In March 1912, a college student at the University of Illinois takes time away from his usual pursuits—painting the dean’s horse blue, climbing dorm walls with a sack of squirrels, reading Huckleberry Finn—to write a letter to a Scottish poet living on the remote Isle of Skye. As the young man, David Graham, notes in his first paragraph, poetry is not his usual literary fare, but something in this book has touched his soul. A few weeks later, his poet, Elspeth Dunn, responds, initiating a conversation that will flourish as friendship and eventually as romance, with consequences that reach across the first world war and into the next. You can find lots of marvelous essays reviews that explain her works' ideas in great detail.
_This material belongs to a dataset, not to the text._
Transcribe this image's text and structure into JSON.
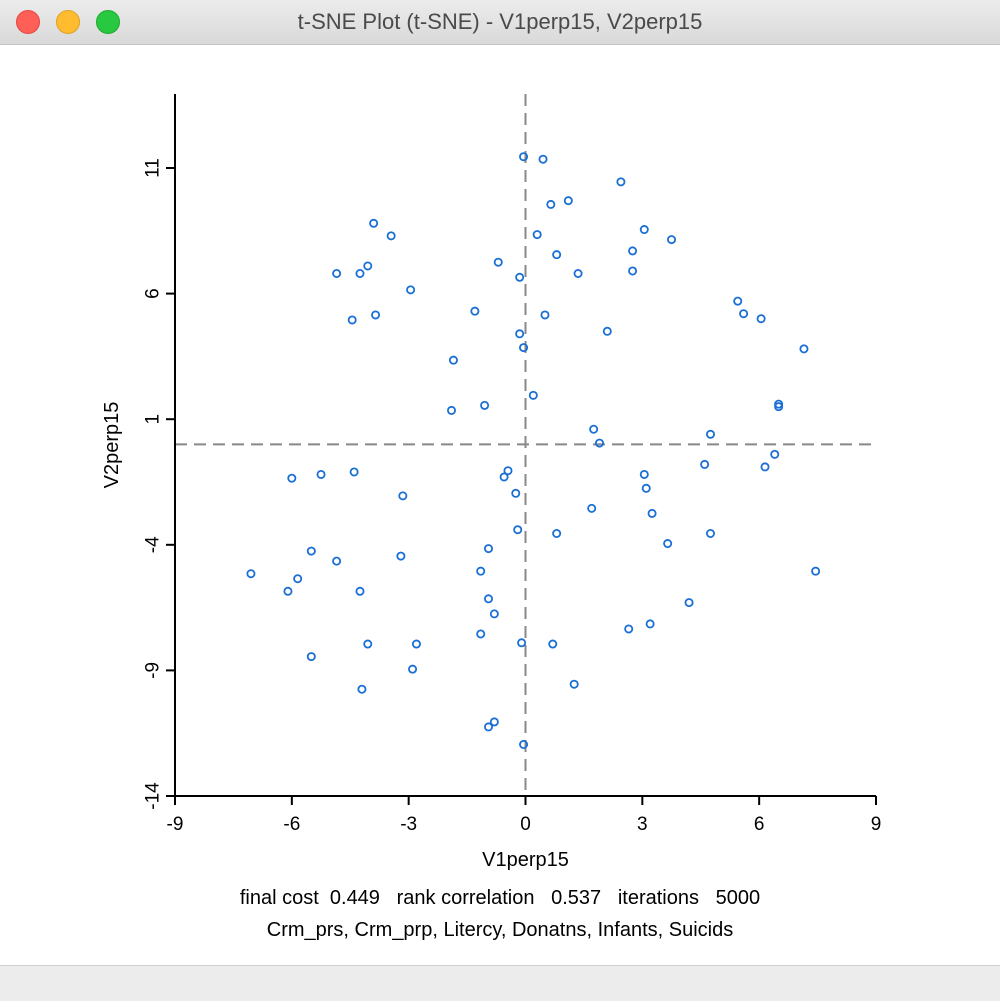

To sustain a novel entirely through the exchange of letters poses a challenge to any writer, although the epistolary novel itself has a long tradition: the earliest novels adopted this form. Here David and Elspeth emerge as two distinct personalities, drawn to each other across the cultural divide symbolized by the Atlantic Ocean and the greater divide that propels David to war in France even as Elspeth clings to her island. But it takes the determination of a second generation at war to bring Elspeth and David’s story to its natural conclusion.
In this sparkling debut novel, Jessica Brockmole explores the many layers of connection that bind lovers and family members across the years and through adversity. With its exquisite descriptions of place and its ability to evoke the myth-drenched wildness of the Hebrides, Letters from Skye (Ballantine Books, 2013) will pull you into the lives of David, Elspeth, and their families. It’s a journey you will not regret taking.